Linda Bär ist Sexualpädagogin und -beraterin und hört in ihrem Alltag von jungen Menschen immer wieder, dass sie sich vor den eigenen Geschlechtsteilen – und dem, was da rauskommt – ekeln. «Das ist nicht nur auf den Ausfluss beschränkt, aber schliesst ihn auf jeden Fall mit ein», sagt sie. Sie behilft sich dann jeweils mit Vergleichen zu anderen Körperöffnungen: «Wie der Mund besteht auch die Vagina aus Schleimhaut und muss feucht bleiben. Oftmals kann ich mit dem Vergleich verständlich erklären, dass Ausfluss normal ist.»

«Wenn wir über Dinge reden, normalisieren wir sie»

Wie kann man Ekel und Scham am besten entgegenwirken? Eine Frage, die sich Linda Bär regelmässig stellt. «Was schlussendlich zählt ist, dass wir offen über Körper und Sex reden. Denn wenn wir über Dinge reden, normalisieren wir sie.»

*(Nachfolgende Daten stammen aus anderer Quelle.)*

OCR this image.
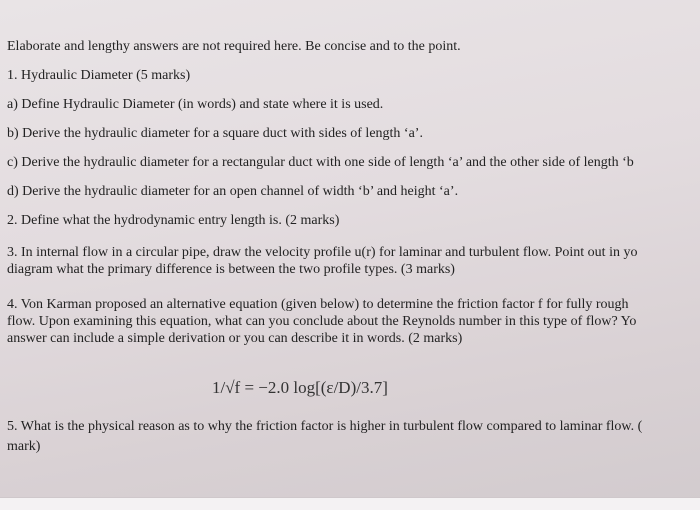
Elaborate and lengthy answers are not required here. Be concise and to the point.
1. Hydraulic Diameter (5 marks)
a) Define Hydraulic Diameter (in words) and state where it is used.
b) Derive the hydraulic diameter for a square duct with sides of length ‘a’.
c) Derive the hydraulic diameter for a rectangular duct with one side of length ‘a’ and the other side of length ‘b
d) Derive the hydraulic diameter for an open channel of width ‘b’ and height ‘a’.
2. Define what the hydrodynamic entry length is. (2 marks)
3. In internal flow in a circular pipe, draw the velocity profile u(r) for laminar and turbulent flow. Point out in yo
diagram what the primary difference is between the two profile types. (3 marks)
4. Von Karman proposed an alternative equation (given below) to determine the friction factor f for fully rough
flow. Upon examining this equation, what can you conclude about the Reynolds number in this type of flow? Yo
answer can include a simple derivation or you can describe it in words. (2 marks)
1/√f = −2.0 log[(ε/D)/3.7]
5. What is the physical reason as to why the friction factor is higher in turbulent flow compared to laminar flow. (
mark)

Die 21-jährige TikTok-Nutzerin Alyssa Cochran-Caggiano hat mit ihrem Video auf einen Schlag viele Menschen zum Thema Ausfluss sensibilisiert. In unseren Breitengraden tun das zum Beispiel Gynäkologinnen in Podcasts wie dem «Gyncast» oder «Clitoria’s Secret».

Und auch sonst sind vermeintliche Körpertabus in der Öffentlichkeit immer mehr  Thema – zum Beispiel durch junge Aktivist*innen, die sich weltweit für die Abschaffung der sogenannten Pink Tax einsetzen oder Cardi B und Megan Thee Stallion, in deren Megahit «WAP» es ums Feuchtwerden geht. Man kann also hoffen, dass sich die Sichtbarkeit des Themas nach und nach positiv auf das weibliche Körpergefühl auswirken wird. Wenn man allerdings bedenkt, wie gross das Entsetzen über «WAP» war, wissen wir, wie viel Arbeit noch vor uns liegt.